The xml declaration rules would be similar to those of the assembly descriptor, such that more specific declarations always win – i.e. xml declarations that use the name take precedence over declarations that do not.

glassfishrobot commented 11 years ago

Reported by dblevins

glassfishrobot commented 11 years ago

@ljnelson said: Yes, please.

This is a real-world problem that real-world teams face every day.

Sure, it would be nice if at the onset of frantic development everyone had a nice naming scheme ready to go and dutifully and conscientiously named all their tt>@EJB</tt references. Never going to happen.

It doesn't help that most examples in the wild use, simply, tt>@EJB</tt, because they were trying to show ease of development and "fewest number of keystrokes!" as a winning feature.

When you scale up and your customers now say, oh, that's nice, but I'd like to bundle in this other set of EJBs to fill some of those references, it is hard to look them in the eye and tell them they have to change dozens or hundreds of elements.

glassfishrobot commented 11 years ago

@ljnelson said: I did want to add that in our case we have probably hundreds of classes with references in them—I feel that perhaps people are laboring under the delusion that real applications must only have to deal with a few of these things. That is incorrect.

At build/deploy time, we combine them together into different configurations, based on the needs of our customers. There are probably 10 or 20 of these outstanding. Quick: which ones have which references? Your guess is as good as mine without exhaustive research—which the tools of the Java EE ecosystem, incidentally, don't make easy either, but that's a separate feature request.

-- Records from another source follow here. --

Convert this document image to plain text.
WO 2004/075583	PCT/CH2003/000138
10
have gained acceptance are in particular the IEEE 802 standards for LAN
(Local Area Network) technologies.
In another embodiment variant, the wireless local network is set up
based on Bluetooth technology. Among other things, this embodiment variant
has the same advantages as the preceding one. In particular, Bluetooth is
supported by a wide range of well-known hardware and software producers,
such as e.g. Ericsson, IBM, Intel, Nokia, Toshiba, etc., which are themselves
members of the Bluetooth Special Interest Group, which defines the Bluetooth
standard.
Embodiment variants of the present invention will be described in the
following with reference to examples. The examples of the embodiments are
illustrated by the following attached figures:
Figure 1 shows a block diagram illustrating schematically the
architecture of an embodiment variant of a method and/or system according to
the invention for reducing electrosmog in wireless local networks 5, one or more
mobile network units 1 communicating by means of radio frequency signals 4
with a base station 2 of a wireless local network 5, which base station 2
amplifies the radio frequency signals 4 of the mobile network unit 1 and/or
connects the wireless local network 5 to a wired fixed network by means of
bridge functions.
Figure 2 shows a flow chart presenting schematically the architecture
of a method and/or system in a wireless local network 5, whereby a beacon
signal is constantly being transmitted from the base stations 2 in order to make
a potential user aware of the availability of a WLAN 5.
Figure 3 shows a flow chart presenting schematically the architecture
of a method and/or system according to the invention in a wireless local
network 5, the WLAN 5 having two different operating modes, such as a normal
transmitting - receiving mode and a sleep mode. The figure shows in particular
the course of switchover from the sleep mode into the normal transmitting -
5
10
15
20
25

Again, hundreds of references that might need to be overridden.

So any given application has a collection of dozens of references—sometimes more—that all need assigning.

We need an easy way to be able to say: "All references of this type that are otherwise unqualified need to be assigned this implementation class (this EJB)." The current means of configuring things just doesn't do it. Thanks!

glassfishrobot commented 11 years ago

@arjantijms said: Great proposal!

In addition to the XML avenue, what about expressing on the bean itself that it's the default?

@Stateless(default = true)
public class MyBean implements SomeType {
    // ... }

@Stateless(name = "Sam")
public class MyOtherBean implements SomeType {
    // ... }

Like in David's example above, with those two types on the classpath the following would inject the MyBean implementation:

@EJB
private SomeType bean;

It would be a deployment error if two beans with the same type both had the default attribute set to true, unless XML sorted the situation out.